The show’s crew descended on campus for three days of filming in summer 2024. During the long 16-hour days, Neyman stood on the sidelines and watched the show come together. Parts of the show mirror Hans’ own journey at UNC-CH. For example, the main character, Belly, stays in the Old East dorm, where Han lived as a student. At one point, Neyman said that Han snuck away from production to UNC Student Stores and signed book copies until she sold out.
“The process of Jenny being on campus was just very endearing, seeing her take her production team through all the locations and talking about how much campus has changed, yet how it has also stayed the same,” Neyman said. “There’s just such a strong connection between her experiences here and the books.”

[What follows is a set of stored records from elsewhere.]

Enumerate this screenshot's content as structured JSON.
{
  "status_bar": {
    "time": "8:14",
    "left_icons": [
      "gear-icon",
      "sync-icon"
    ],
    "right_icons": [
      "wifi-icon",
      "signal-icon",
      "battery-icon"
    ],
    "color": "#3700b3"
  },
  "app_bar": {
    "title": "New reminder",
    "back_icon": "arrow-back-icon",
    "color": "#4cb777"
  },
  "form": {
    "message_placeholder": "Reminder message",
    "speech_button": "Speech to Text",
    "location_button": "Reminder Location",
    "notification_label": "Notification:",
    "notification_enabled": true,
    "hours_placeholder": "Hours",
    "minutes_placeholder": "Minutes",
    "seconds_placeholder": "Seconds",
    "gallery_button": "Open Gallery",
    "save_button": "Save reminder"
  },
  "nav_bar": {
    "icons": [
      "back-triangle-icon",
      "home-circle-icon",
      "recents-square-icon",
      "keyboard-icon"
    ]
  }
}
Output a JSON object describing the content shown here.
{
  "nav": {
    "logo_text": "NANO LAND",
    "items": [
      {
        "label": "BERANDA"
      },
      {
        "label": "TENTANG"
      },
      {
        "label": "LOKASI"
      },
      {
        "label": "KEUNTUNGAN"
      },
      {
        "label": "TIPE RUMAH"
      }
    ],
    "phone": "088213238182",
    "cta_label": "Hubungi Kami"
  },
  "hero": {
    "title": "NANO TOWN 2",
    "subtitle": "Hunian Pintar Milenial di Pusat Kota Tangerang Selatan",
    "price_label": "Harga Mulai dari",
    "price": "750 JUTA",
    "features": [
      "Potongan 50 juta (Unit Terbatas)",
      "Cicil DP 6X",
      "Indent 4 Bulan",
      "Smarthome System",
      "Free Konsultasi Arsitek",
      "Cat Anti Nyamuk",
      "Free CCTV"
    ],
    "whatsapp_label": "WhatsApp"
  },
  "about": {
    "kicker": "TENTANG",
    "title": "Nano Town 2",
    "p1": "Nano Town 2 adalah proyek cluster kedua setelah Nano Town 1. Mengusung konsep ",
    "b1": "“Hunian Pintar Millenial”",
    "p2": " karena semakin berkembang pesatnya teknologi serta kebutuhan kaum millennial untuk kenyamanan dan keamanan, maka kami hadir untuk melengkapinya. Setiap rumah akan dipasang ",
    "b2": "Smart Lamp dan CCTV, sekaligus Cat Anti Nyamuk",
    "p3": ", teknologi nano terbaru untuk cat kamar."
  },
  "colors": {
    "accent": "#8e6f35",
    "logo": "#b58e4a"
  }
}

While UNC-CH receives dozens of filming requests every year, Neyman said The Summer I Turned Pretty was the biggest production to come to the university since the 1990s, when Patch Adams, a Robin Williams movie, was set almost entirely on campus.
As a public university, UNC-CH does not receive any revenue from movie productions. But the campus has certainly reaped the benefits of association.
On social media, UNC-CH has made several posts with carefully curated shots that show where the characters appeared on campus. While most of the people in the comments are fighting about which brother should prevail, some wrote things like “literally my dream university” and “is this a valid reason to transfer out of UNC Charlotte?”

Beyond anecdotal social media comments, Neyman said visitors have bombarded campus tour guides with questions about where certain parts of the show were filmed.
“It is so great to see how many, especially young people, are commenting like, ‘My dream school,’ and asking us to admit them in five years,” she said. “I think a really young audience invested in our school, just based on the filming taking place here.”
While it’s hard to say how many young minds the show may sway, Neyman said the opportunity to show off the campus to viewers is an exciting prospect. For Neyman, who grew up just outside of Los Angeles and moved to Johnston County in middle school, her own first exposure to campus came from a reference to “Carolina blue” and the women’s soccer team in She’s The Man, a popular 2006 Amanda Bynes movie.
“Pop culture and media can really shape how people perceive a lot, especially institutions,” she said. “[The Summer I Turned Pretty] amplifies who we are—and our pretty campus scenes—to an audience that I think might not even be thinking about Carolina.”